BY THIS TIME in the church calendar, the liturgical highlights feel like they’ve slowed considerably. The excitement of Easter is gone, not to be replaced by another holy season until Advent. Pastors and parishioners, who all stayed away the week after Easter, hopefully have returned. The holy days seem to have drained away into the season of counting the weeks, depressingly named as “ordinary time.”

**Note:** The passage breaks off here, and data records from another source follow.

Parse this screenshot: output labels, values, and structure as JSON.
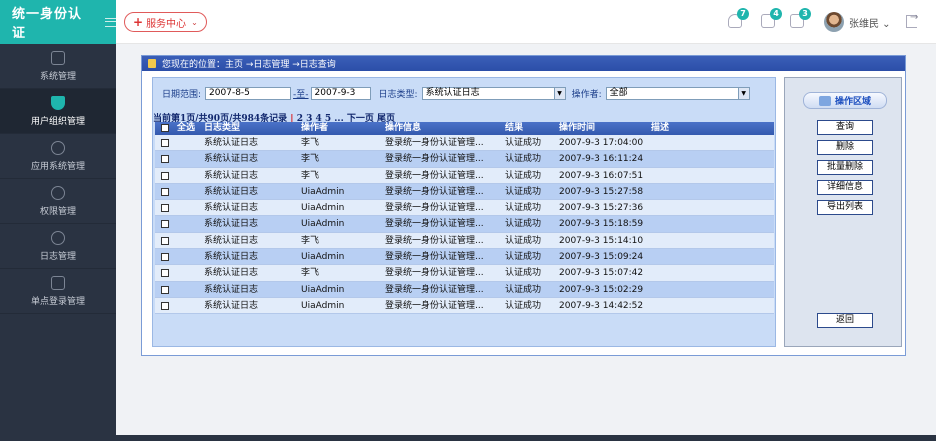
{
  "brand": {
    "title": "统一身份认证"
  },
  "header": {
    "service_label": "服务中心",
    "badges": {
      "bell": "7",
      "mail": "4",
      "doc": "3"
    },
    "username": "张维民"
  },
  "sidebar": {
    "items": [
      {
        "label": "系统管理"
      },
      {
        "label": "用户组织管理"
      },
      {
        "label": "应用系统管理"
      },
      {
        "label": "权限管理"
      },
      {
        "label": "日志管理"
      },
      {
        "label": "单点登录管理"
      }
    ]
  },
  "location": {
    "text": "您现在的位置：主页 →日志管理 →日志查询"
  },
  "filter": {
    "date_label": "日期范围:",
    "date_from": "2007-8-5",
    "to_label": "-至-",
    "date_to": "2007-9-3",
    "type_label": "日志类型:",
    "type_value": "系统认证日志",
    "operator_label": "操作者:",
    "operator_value": "全部"
  },
  "pager": {
    "summary": "当前第1页/共90页/共984条记录",
    "sep": "|",
    "pages": "2 3 4 5 ...",
    "next": "下一页",
    "last": "尾页"
  },
  "grid": {
    "headers": {
      "select_all": "全选",
      "type": "日志类型",
      "operator": "操作者",
      "info": "操作信息",
      "result": "结果",
      "time": "操作时间",
      "desc": "描述"
    },
    "rows": [
      {
        "type": "系统认证日志",
        "operator": "李飞",
        "info": "登录统一身份认证管理...",
        "result": "认证成功",
        "time": "2007-9-3 17:04:00"
      },
      {
        "type": "系统认证日志",
        "operator": "李飞",
        "info": "登录统一身份认证管理...",
        "result": "认证成功",
        "time": "2007-9-3 16:11:24"
      },
      {
        "type": "系统认证日志",
        "operator": "李飞",
        "info": "登录统一身份认证管理...",
        "result": "认证成功",
        "time": "2007-9-3 16:07:51"
      },
      {
        "type": "系统认证日志",
        "operator": "UiaAdmin",
        "info": "登录统一身份认证管理...",
        "result": "认证成功",
        "time": "2007-9-3 15:27:58"
      },
      {
        "type": "系统认证日志",
        "operator": "UiaAdmin",
        "info": "登录统一身份认证管理...",
        "result": "认证成功",
        "time": "2007-9-3 15:27:36"
      },
      {
        "type": "系统认证日志",
        "operator": "UiaAdmin",
        "info": "登录统一身份认证管理...",
        "result": "认证成功",
        "time": "2007-9-3 15:18:59"
      },
      {
        "type": "系统认证日志",
        "operator": "李飞",
        "info": "登录统一身份认证管理...",
        "result": "认证成功",
        "time": "2007-9-3 15:14:10"
      },
      {
        "type": "系统认证日志",
        "operator": "UiaAdmin",
        "info": "登录统一身份认证管理...",
        "result": "认证成功",
        "time": "2007-9-3 15:09:24"
      },
      {
        "type": "系统认证日志",
        "operator": "李飞",
        "info": "登录统一身份认证管理...",
        "result": "认证成功",
        "time": "2007-9-3 15:07:42"
      },
      {
        "type": "系统认证日志",
        "operator": "UiaAdmin",
        "info": "登录统一身份认证管理...",
        "result": "认证成功",
        "time": "2007-9-3 15:02:29"
      },
      {
        "type": "系统认证日志",
        "operator": "UiaAdmin",
        "info": "登录统一身份认证管理...",
        "result": "认证成功",
        "time": "2007-9-3 14:42:52"
      }
    ]
  },
  "actions": {
    "title": "操作区域",
    "query": "查询",
    "delete": "删除",
    "batch_delete": "批量删除",
    "detail": "详细信息",
    "export": "导出列表",
    "back": "返回"
  },
  "colors": {
    "brand": "#1fb5ad",
    "sidebar": "#2a3342",
    "grid_header": "#3459ae",
    "pager_separator": "#d11111"
  }
}
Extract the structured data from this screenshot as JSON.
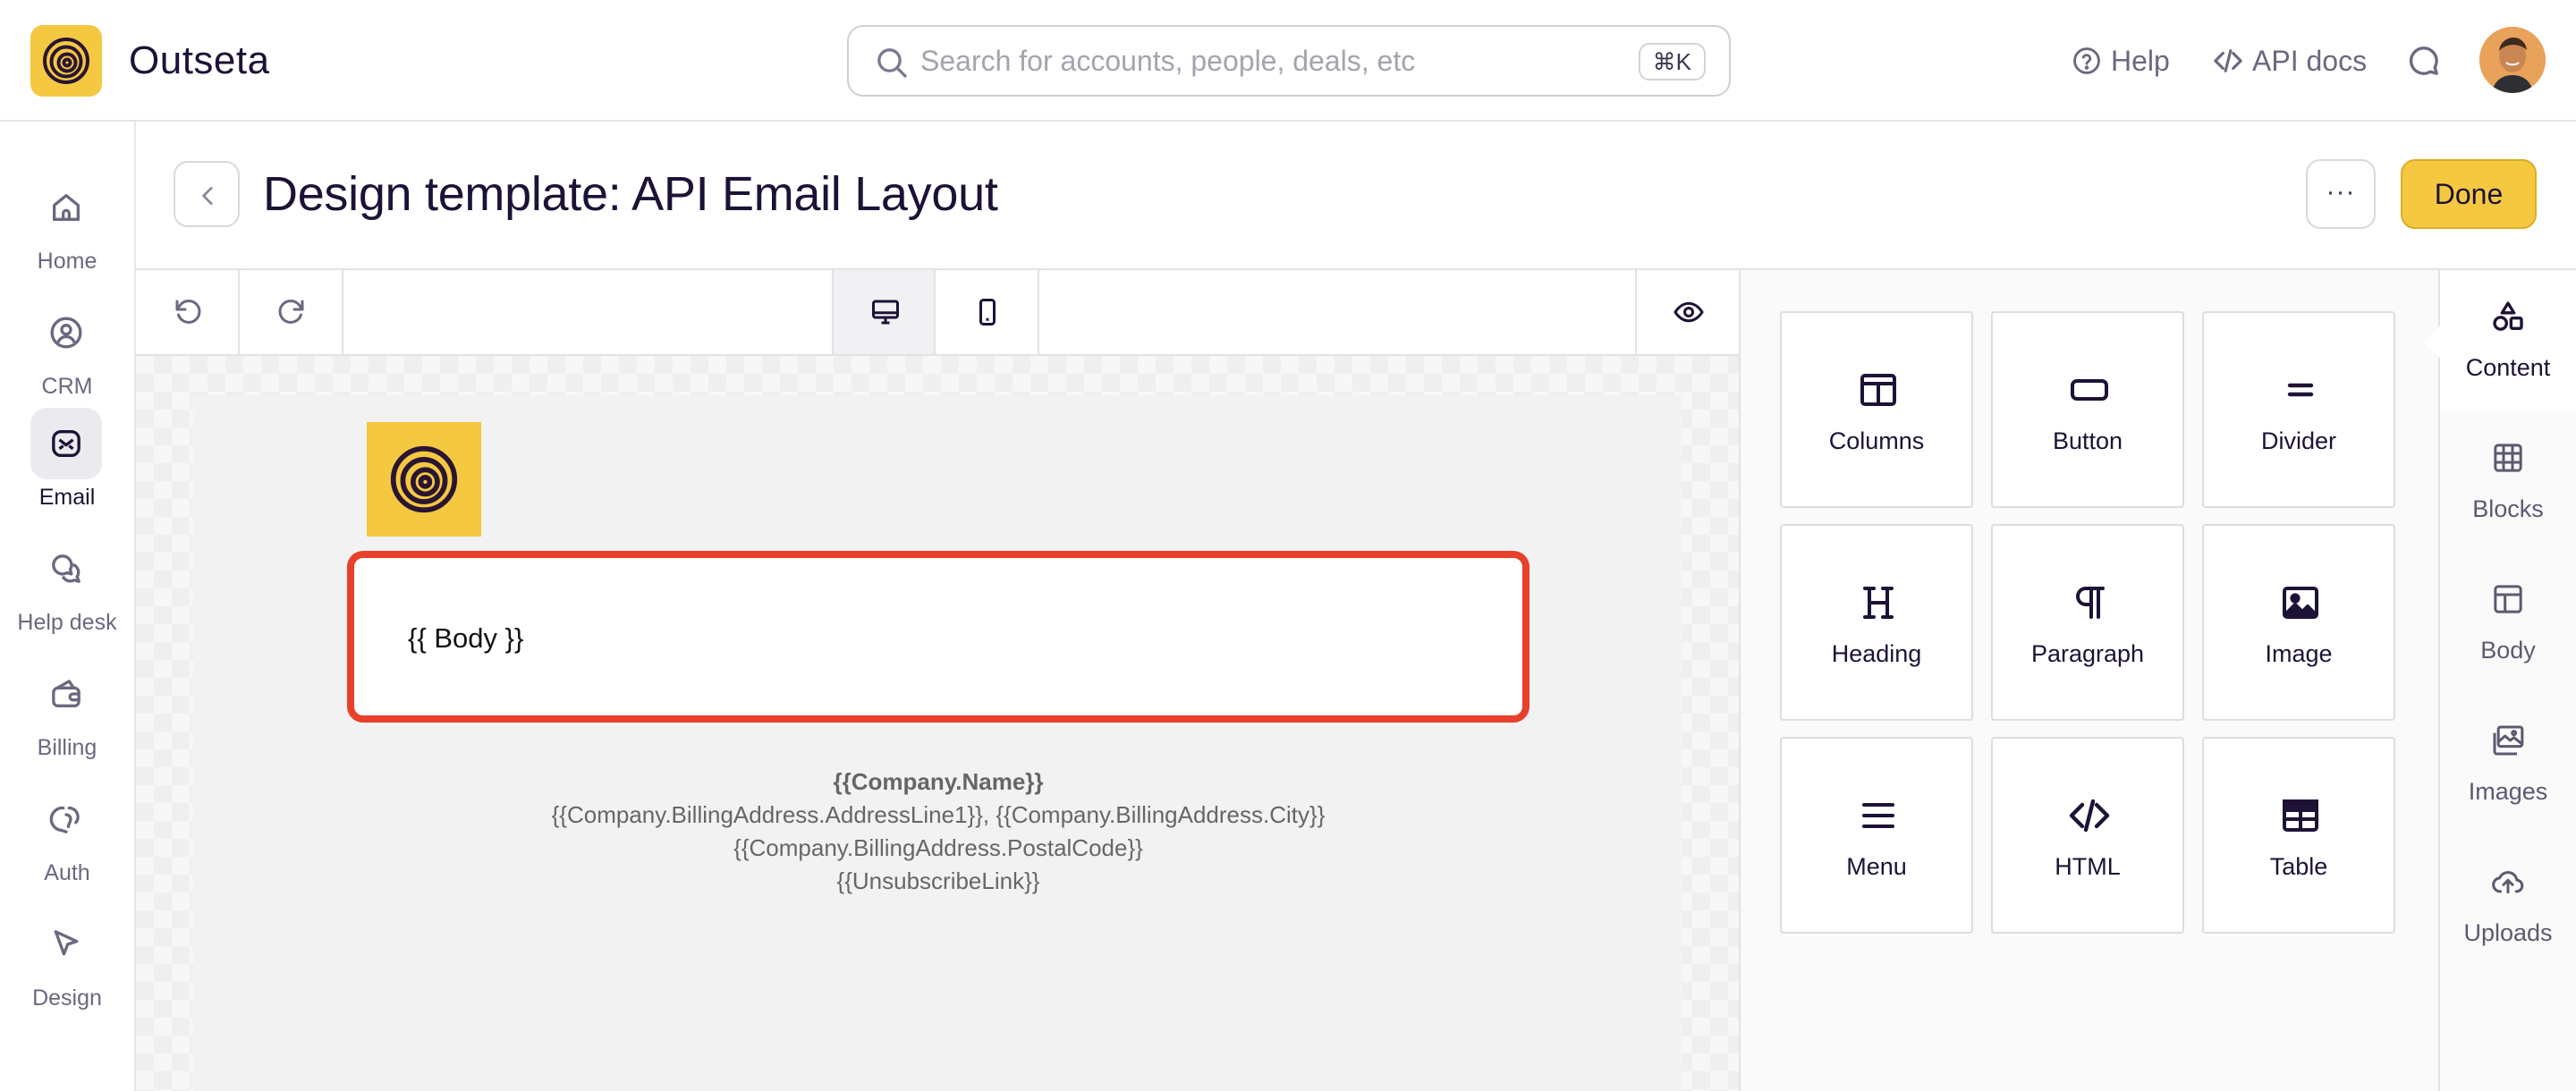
{
  "app": {
    "name": "Outseta",
    "logo_icon": "outseta-logo-icon"
  },
  "search": {
    "placeholder": "Search for accounts, people, deals, etc",
    "shortcut": "⌘K"
  },
  "top_links": {
    "help": "Help",
    "api_docs": "API docs"
  },
  "nav": {
    "items": [
      {
        "label": "Home",
        "icon": "home-icon"
      },
      {
        "label": "CRM",
        "icon": "crm-icon"
      },
      {
        "label": "Email",
        "icon": "email-icon",
        "active": true
      },
      {
        "label": "Help desk",
        "icon": "help-desk-icon"
      },
      {
        "label": "Billing",
        "icon": "billing-icon"
      },
      {
        "label": "Auth",
        "icon": "auth-icon"
      },
      {
        "label": "Design",
        "icon": "design-icon"
      }
    ]
  },
  "page": {
    "title": "Design template: API Email Layout",
    "more_label": "···",
    "done_label": "Done"
  },
  "editor": {
    "view_mode": "desktop",
    "body_placeholder": "{{ Body }}",
    "footer": {
      "company_name": "{{Company.Name}}",
      "address_line": "{{Company.BillingAddress.AddressLine1}}, {{Company.BillingAddress.City}}",
      "postal_code": "{{Company.BillingAddress.PostalCode}}",
      "unsubscribe": "{{UnsubscribeLink}}"
    }
  },
  "content_tiles": [
    {
      "label": "Columns",
      "icon": "columns-icon"
    },
    {
      "label": "Button",
      "icon": "button-icon"
    },
    {
      "label": "Divider",
      "icon": "divider-icon"
    },
    {
      "label": "Heading",
      "icon": "heading-icon"
    },
    {
      "label": "Paragraph",
      "icon": "paragraph-icon"
    },
    {
      "label": "Image",
      "icon": "image-icon"
    },
    {
      "label": "Menu",
      "icon": "menu-icon"
    },
    {
      "label": "HTML",
      "icon": "html-icon"
    },
    {
      "label": "Table",
      "icon": "table-icon"
    }
  ],
  "rail": {
    "items": [
      {
        "label": "Content",
        "icon": "shapes-icon",
        "active": true
      },
      {
        "label": "Blocks",
        "icon": "blocks-icon"
      },
      {
        "label": "Body",
        "icon": "body-icon"
      },
      {
        "label": "Images",
        "icon": "images-icon"
      },
      {
        "label": "Uploads",
        "icon": "upload-cloud-icon"
      }
    ]
  },
  "colors": {
    "brand_yellow": "#f5c842",
    "selection_red": "#e8402a",
    "text_dark": "#1d1236"
  }
}
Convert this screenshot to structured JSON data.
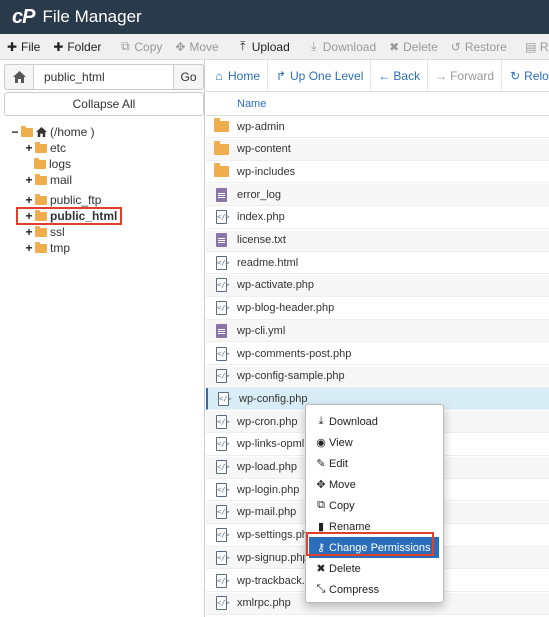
{
  "app": {
    "logo": "cP",
    "title": "File Manager"
  },
  "toolbar": [
    {
      "label": "File",
      "icon": "plus-icon",
      "glyph": "✚",
      "enabled": true
    },
    {
      "label": "Folder",
      "icon": "plus-icon",
      "glyph": "✚",
      "enabled": true
    },
    {
      "label": "Copy",
      "icon": "copy-icon",
      "glyph": "⧉",
      "enabled": false
    },
    {
      "label": "Move",
      "icon": "move-icon",
      "glyph": "✥",
      "enabled": false
    },
    {
      "label": "Upload",
      "icon": "upload-icon",
      "glyph": "⤒",
      "enabled": true
    },
    {
      "label": "Download",
      "icon": "download-icon",
      "glyph": "⤓",
      "enabled": false
    },
    {
      "label": "Delete",
      "icon": "delete-icon",
      "glyph": "✖",
      "enabled": false
    },
    {
      "label": "Restore",
      "icon": "restore-icon",
      "glyph": "↺",
      "enabled": false
    },
    {
      "label": "Rena",
      "icon": "rename-icon",
      "glyph": "▤",
      "enabled": false
    }
  ],
  "path_bar": {
    "home_icon": "home-icon",
    "value": "public_html",
    "go_label": "Go"
  },
  "collapse_label": "Collapse All",
  "tree": {
    "root": "(/home )",
    "items": [
      {
        "label": "etc",
        "toggle": "+"
      },
      {
        "label": "logs",
        "toggle": ""
      },
      {
        "label": "mail",
        "toggle": "+"
      },
      {
        "label": "public_ftp",
        "toggle": "+"
      },
      {
        "label": "public_html",
        "toggle": "+"
      },
      {
        "label": "ssl",
        "toggle": "+"
      },
      {
        "label": "tmp",
        "toggle": "+"
      }
    ],
    "selected": "public_html",
    "root_toggle": "−"
  },
  "nav": [
    {
      "label": "Home",
      "icon": "home-icon",
      "glyph": "⌂",
      "enabled": true
    },
    {
      "label": "Up One Level",
      "icon": "up-level-icon",
      "glyph": "↱",
      "enabled": true
    },
    {
      "label": "Back",
      "icon": "back-arrow-icon",
      "glyph": "←",
      "enabled": true
    },
    {
      "label": "Forward",
      "icon": "forward-arrow-icon",
      "glyph": "→",
      "enabled": false
    },
    {
      "label": "Reload",
      "icon": "reload-icon",
      "glyph": "↻",
      "enabled": true
    }
  ],
  "columns": {
    "name": "Name"
  },
  "files": [
    {
      "name": "wp-admin",
      "type": "folder"
    },
    {
      "name": "wp-content",
      "type": "folder"
    },
    {
      "name": "wp-includes",
      "type": "folder"
    },
    {
      "name": "error_log",
      "type": "doc"
    },
    {
      "name": "index.php",
      "type": "code"
    },
    {
      "name": "license.txt",
      "type": "doc"
    },
    {
      "name": "readme.html",
      "type": "code"
    },
    {
      "name": "wp-activate.php",
      "type": "code"
    },
    {
      "name": "wp-blog-header.php",
      "type": "code"
    },
    {
      "name": "wp-cli.yml",
      "type": "doc"
    },
    {
      "name": "wp-comments-post.php",
      "type": "code"
    },
    {
      "name": "wp-config-sample.php",
      "type": "code"
    },
    {
      "name": "wp-config.php",
      "type": "code"
    },
    {
      "name": "wp-cron.php",
      "type": "code"
    },
    {
      "name": "wp-links-opml.php",
      "type": "code"
    },
    {
      "name": "wp-load.php",
      "type": "code"
    },
    {
      "name": "wp-login.php",
      "type": "code"
    },
    {
      "name": "wp-mail.php",
      "type": "code"
    },
    {
      "name": "wp-settings.php",
      "type": "code"
    },
    {
      "name": "wp-signup.php",
      "type": "code"
    },
    {
      "name": "wp-trackback.php",
      "type": "code"
    },
    {
      "name": "xmlrpc.php",
      "type": "code"
    }
  ],
  "selected_file": "wp-config.php",
  "context_menu": [
    {
      "label": "Download",
      "icon": "download-icon",
      "glyph": "⤓"
    },
    {
      "label": "View",
      "icon": "eye-icon",
      "glyph": "◉"
    },
    {
      "label": "Edit",
      "icon": "pencil-icon",
      "glyph": "✎"
    },
    {
      "label": "Move",
      "icon": "move-icon",
      "glyph": "✥"
    },
    {
      "label": "Copy",
      "icon": "copy-icon",
      "glyph": "⧉"
    },
    {
      "label": "Rename",
      "icon": "file-icon",
      "glyph": "▮"
    },
    {
      "label": "Change Permissions",
      "icon": "key-icon",
      "glyph": "⚷"
    },
    {
      "label": "Delete",
      "icon": "delete-icon",
      "glyph": "✖"
    },
    {
      "label": "Compress",
      "icon": "compress-icon",
      "glyph": "⤡"
    }
  ],
  "highlighted_menu_item": "Change Permissions",
  "colors": {
    "titlebar": "#293a4a",
    "link": "#2a6ebb",
    "folder": "#f0ad4e",
    "highlight_border": "#e0402a"
  }
}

Ecclesially speaking, however, the holy days are amping up considerably at this point. Easter season hits a crescendo with these latter weeks. The ascension of Christ used to be marked as one of the greatest feast days of the year, up there with Easter, Christmas, and Pentecost. It signifies Christ’s rule over all things, hidden now, to be full-blown and publicly obvious to all in God’s good time. Christ himself insists that he must go away in order that the Advocate would come and, in John’s language, to enable us to do even “greater works” than Jesus ever did. Pentecost is a new outpouring of the triune God to empower the church to do those greater works. There is much here to be celebrated. A crescendo, not a tapering off.
These texts present a reign inaugurated with resurrection in which the poor eat and are satisfied. One built on friendship and common love. It suggests a God who likes getting born enough that God decided to go through the experience and told the rest of us we should go through it all over again. Is that bodily enough for you?